それまで欧州サッカー、ひいては世界サッカーの牽引車の一角でもあったイタリアとドイツが、先ずスペインの変貌に驚きすぐさまそれを真似ようとした。もちろん真似ると言ってもスペインに匹敵する選手たちの高度なテクニックがなければ叶わないが、世界サッカーのトップクラスに君臨する彼らには幸いその力量が十分に備わっていた。同じことがイギリス他の欧州の強豪チームにも当てはまった。そうやってイタリアはカテナッチョ(堅守重視)を捨てて攻撃的サッカーに生まれ変わり、ドイツはファンタジー(意外性)溢れるプレーを学び、イギリスも体力と縦パスに頼る「運動バカ」サッカーから想像力を重視する競技スタイルに移行した。

 

では、なぜスペインは誰もが驚嘆する優れたプレー技術を獲得することができたのか。それはスペインがサッカーの強者であるイタリアやドイツを模倣し続けて模倣し切れず、負け続け、退屈であり続けた結果、独自のスタイルによってしか勝利は得られないと気づいて、一途にそれを追い求めたからである。彼らはイタリアのカテナッチョを打破し、ドイツの重厚だがファンタジー欠如のサッカーを否定し、縦パスに合わせて脱兎よりも速く走ることが身上のイングランドを蹴散らした。ボールポゼッションとパス廻しに徹底することで。言うまでもなくポゼッションサッカーこそ、彼らの成功の秘訣だった。それはフランスやオランダやポルトガル等々、他の欧州諸国のゲーム運びに対しても通用した。

 

欧州サッカー界では各国が常に激しく競い合い、影響し合い、模倣し合い、技術を磨き合ってきた歴史がある。一国が独自のスタイルを生み出すと他の国々がすぐにこれに追随し、技術と戦略の底上げが起こる。するとさらなる変革が起きて再び各国が切磋琢磨をするという好循環、相乗効果の連続。

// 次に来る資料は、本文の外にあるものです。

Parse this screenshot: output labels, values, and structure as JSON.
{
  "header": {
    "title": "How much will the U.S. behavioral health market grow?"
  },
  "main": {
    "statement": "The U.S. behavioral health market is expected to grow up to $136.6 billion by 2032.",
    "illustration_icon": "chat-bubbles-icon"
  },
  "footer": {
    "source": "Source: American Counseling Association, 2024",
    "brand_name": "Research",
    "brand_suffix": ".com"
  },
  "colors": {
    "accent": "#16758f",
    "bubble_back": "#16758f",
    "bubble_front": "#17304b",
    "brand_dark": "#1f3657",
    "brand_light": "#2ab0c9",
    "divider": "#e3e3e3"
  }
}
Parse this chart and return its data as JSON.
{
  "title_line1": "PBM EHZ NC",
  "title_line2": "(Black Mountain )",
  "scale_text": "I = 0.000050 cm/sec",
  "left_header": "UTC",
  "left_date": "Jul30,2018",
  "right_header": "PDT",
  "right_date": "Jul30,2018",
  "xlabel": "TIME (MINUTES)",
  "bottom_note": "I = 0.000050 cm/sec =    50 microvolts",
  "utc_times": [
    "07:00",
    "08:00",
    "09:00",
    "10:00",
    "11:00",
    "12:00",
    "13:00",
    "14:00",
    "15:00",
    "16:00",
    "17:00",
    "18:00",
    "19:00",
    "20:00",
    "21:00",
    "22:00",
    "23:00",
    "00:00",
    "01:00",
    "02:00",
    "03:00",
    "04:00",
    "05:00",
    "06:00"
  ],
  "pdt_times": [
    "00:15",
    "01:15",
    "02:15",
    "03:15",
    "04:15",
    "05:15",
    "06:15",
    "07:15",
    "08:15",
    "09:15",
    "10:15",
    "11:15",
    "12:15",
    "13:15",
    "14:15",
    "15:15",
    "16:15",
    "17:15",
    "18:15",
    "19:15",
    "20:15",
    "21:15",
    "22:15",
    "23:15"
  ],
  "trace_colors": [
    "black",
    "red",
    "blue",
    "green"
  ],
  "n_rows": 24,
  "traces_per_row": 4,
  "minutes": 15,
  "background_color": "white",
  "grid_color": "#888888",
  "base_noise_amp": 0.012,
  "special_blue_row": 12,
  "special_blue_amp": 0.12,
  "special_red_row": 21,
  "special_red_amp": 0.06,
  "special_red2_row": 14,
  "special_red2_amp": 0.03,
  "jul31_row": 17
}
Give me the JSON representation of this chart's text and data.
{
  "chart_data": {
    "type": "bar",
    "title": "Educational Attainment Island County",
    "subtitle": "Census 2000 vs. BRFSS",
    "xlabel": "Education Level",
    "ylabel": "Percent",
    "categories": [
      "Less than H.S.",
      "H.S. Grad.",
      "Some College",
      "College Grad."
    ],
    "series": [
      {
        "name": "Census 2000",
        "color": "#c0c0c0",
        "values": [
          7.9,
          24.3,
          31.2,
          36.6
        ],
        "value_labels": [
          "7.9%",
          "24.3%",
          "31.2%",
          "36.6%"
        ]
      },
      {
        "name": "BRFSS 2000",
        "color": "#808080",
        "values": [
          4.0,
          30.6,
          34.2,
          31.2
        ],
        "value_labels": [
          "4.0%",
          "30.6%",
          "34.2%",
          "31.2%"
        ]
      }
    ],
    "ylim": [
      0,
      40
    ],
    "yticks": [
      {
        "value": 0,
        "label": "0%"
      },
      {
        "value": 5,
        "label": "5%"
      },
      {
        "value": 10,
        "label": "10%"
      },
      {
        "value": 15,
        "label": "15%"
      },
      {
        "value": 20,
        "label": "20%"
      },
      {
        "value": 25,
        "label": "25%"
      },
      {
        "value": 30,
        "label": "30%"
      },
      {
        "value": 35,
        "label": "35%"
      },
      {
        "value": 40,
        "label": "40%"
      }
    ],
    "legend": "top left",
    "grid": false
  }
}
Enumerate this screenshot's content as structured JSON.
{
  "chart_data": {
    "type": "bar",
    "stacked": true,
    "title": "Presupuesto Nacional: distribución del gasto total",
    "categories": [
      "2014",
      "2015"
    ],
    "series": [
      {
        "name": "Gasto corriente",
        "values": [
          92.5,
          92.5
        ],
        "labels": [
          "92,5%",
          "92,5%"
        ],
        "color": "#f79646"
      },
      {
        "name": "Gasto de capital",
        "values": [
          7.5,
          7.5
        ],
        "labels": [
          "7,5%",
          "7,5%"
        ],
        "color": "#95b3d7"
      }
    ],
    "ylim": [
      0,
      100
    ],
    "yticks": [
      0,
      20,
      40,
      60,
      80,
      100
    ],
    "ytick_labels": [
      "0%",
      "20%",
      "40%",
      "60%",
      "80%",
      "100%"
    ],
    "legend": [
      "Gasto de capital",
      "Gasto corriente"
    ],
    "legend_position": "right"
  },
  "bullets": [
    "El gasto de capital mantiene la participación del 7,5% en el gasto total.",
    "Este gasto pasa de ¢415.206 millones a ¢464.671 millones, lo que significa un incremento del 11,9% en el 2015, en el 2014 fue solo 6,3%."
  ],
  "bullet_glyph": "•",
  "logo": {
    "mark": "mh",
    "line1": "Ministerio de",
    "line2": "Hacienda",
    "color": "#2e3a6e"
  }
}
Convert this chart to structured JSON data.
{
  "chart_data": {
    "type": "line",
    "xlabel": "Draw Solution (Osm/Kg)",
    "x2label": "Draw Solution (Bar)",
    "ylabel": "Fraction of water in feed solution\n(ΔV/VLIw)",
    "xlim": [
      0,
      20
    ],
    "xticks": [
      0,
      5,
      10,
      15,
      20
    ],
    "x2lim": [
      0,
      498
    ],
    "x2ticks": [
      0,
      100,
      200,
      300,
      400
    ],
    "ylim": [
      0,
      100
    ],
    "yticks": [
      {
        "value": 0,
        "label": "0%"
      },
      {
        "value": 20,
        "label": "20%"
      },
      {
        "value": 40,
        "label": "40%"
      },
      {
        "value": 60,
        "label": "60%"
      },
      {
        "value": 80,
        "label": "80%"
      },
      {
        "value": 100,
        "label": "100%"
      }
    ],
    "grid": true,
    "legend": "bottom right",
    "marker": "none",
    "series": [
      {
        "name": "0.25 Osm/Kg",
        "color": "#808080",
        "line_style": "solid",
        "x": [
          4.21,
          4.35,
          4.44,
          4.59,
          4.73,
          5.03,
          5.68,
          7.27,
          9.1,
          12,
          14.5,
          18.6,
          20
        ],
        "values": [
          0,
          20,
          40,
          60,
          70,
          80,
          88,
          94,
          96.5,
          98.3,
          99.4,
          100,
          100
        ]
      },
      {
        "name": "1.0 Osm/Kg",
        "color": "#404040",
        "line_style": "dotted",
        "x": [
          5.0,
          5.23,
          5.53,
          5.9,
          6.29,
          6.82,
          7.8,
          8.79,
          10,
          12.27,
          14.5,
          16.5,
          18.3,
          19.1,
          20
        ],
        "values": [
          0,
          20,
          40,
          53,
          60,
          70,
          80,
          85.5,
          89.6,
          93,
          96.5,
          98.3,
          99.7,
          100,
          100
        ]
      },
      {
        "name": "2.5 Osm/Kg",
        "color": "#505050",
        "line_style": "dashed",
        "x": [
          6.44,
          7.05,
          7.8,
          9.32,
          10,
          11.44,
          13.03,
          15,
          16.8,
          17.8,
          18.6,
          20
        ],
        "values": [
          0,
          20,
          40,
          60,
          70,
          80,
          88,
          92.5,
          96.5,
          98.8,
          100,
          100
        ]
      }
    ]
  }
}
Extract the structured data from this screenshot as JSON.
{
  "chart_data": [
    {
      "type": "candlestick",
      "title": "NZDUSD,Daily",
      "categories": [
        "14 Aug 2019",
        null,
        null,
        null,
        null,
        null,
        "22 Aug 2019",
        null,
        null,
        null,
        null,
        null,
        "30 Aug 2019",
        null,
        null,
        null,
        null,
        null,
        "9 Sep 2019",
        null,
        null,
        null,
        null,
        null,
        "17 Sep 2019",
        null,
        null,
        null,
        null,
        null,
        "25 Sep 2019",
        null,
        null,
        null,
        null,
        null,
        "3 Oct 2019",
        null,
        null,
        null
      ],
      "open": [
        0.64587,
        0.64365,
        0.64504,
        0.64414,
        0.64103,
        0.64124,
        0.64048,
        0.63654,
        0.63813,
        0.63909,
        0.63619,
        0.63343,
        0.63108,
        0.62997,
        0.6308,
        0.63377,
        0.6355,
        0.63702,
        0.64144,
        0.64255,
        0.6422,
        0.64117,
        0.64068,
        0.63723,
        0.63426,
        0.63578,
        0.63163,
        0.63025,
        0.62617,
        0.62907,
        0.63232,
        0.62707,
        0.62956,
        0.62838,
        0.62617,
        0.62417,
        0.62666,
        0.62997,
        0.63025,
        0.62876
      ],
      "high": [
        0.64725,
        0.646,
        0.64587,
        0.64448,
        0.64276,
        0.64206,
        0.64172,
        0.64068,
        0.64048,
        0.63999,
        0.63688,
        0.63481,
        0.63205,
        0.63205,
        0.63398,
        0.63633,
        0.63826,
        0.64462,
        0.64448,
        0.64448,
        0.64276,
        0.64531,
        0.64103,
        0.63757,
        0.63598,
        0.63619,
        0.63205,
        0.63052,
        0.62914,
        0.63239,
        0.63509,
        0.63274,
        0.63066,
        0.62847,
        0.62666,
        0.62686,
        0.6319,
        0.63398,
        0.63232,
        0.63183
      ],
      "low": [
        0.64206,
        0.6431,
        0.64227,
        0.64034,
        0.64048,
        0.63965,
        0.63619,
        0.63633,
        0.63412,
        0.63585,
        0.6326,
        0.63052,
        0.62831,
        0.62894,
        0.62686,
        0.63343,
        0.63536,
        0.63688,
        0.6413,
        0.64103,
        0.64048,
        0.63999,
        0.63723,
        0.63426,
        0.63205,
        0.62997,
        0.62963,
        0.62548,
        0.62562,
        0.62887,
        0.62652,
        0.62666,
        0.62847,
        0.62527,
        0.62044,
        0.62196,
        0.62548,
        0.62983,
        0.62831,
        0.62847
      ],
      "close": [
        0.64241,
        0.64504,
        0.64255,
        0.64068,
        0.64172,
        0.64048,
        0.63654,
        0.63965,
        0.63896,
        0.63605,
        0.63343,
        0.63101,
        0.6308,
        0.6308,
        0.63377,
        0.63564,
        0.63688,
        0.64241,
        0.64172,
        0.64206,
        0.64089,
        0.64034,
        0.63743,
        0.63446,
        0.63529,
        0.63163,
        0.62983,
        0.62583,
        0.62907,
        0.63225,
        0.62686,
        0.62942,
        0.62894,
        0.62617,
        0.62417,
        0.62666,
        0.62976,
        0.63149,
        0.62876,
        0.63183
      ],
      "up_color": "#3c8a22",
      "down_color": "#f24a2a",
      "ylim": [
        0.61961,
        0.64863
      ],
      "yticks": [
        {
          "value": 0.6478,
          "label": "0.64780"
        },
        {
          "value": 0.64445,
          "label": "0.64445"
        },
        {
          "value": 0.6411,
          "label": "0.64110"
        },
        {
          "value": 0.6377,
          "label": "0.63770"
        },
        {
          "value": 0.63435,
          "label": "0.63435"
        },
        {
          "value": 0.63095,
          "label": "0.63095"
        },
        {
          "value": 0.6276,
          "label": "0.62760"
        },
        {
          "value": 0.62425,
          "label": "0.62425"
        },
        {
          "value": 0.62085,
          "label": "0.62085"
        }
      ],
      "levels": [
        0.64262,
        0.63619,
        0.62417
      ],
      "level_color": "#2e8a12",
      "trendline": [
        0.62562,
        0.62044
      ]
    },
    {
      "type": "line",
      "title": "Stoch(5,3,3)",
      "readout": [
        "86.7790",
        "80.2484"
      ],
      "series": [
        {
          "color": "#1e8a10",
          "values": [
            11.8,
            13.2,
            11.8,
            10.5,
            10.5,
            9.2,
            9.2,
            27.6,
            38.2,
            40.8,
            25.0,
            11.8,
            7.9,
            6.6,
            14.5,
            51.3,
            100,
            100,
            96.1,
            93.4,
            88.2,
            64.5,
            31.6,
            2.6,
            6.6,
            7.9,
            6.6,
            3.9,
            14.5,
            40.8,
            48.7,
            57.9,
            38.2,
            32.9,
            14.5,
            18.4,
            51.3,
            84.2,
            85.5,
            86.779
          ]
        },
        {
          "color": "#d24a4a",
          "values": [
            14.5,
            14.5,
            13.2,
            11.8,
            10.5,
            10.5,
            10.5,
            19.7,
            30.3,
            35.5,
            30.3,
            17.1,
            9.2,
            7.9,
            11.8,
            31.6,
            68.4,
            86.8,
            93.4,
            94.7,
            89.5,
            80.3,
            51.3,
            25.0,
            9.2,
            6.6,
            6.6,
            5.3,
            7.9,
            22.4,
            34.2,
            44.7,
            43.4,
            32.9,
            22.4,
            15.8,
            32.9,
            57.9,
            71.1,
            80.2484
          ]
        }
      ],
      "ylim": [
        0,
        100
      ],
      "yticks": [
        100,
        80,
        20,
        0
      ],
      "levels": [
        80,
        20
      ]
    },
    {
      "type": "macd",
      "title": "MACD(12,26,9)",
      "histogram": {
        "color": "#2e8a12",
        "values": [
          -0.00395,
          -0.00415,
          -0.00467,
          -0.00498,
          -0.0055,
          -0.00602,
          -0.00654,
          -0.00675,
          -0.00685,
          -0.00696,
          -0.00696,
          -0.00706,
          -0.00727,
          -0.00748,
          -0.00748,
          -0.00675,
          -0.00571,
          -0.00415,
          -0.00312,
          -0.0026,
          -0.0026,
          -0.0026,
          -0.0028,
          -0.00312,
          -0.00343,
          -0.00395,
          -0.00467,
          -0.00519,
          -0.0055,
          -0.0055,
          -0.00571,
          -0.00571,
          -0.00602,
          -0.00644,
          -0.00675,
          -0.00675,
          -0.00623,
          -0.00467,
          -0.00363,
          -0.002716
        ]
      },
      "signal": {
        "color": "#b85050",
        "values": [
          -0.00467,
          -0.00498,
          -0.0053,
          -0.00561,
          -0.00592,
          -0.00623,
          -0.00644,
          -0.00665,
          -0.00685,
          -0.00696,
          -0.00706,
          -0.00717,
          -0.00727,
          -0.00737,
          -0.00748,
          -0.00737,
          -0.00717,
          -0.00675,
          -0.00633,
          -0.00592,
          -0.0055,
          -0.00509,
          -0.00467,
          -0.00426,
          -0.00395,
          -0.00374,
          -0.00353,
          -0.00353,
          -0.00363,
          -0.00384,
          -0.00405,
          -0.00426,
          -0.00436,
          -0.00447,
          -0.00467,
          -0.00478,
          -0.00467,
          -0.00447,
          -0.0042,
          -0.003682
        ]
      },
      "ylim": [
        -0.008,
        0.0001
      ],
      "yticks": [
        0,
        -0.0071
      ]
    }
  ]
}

今回のスペインの変革も多くの国々に影響を与えて欧州サッカーは大変革を成し遂げた。しかもその変革の波はさらなる変革を求めて次々に押し寄せ、欧州の国々のサッカーのレベルはお互いに影響し合いながら確実に上がり続けている。ことサッカーに関する限り、ヨーロッパは進取の気性に富む若々しい生命力で溢れかえっているのである。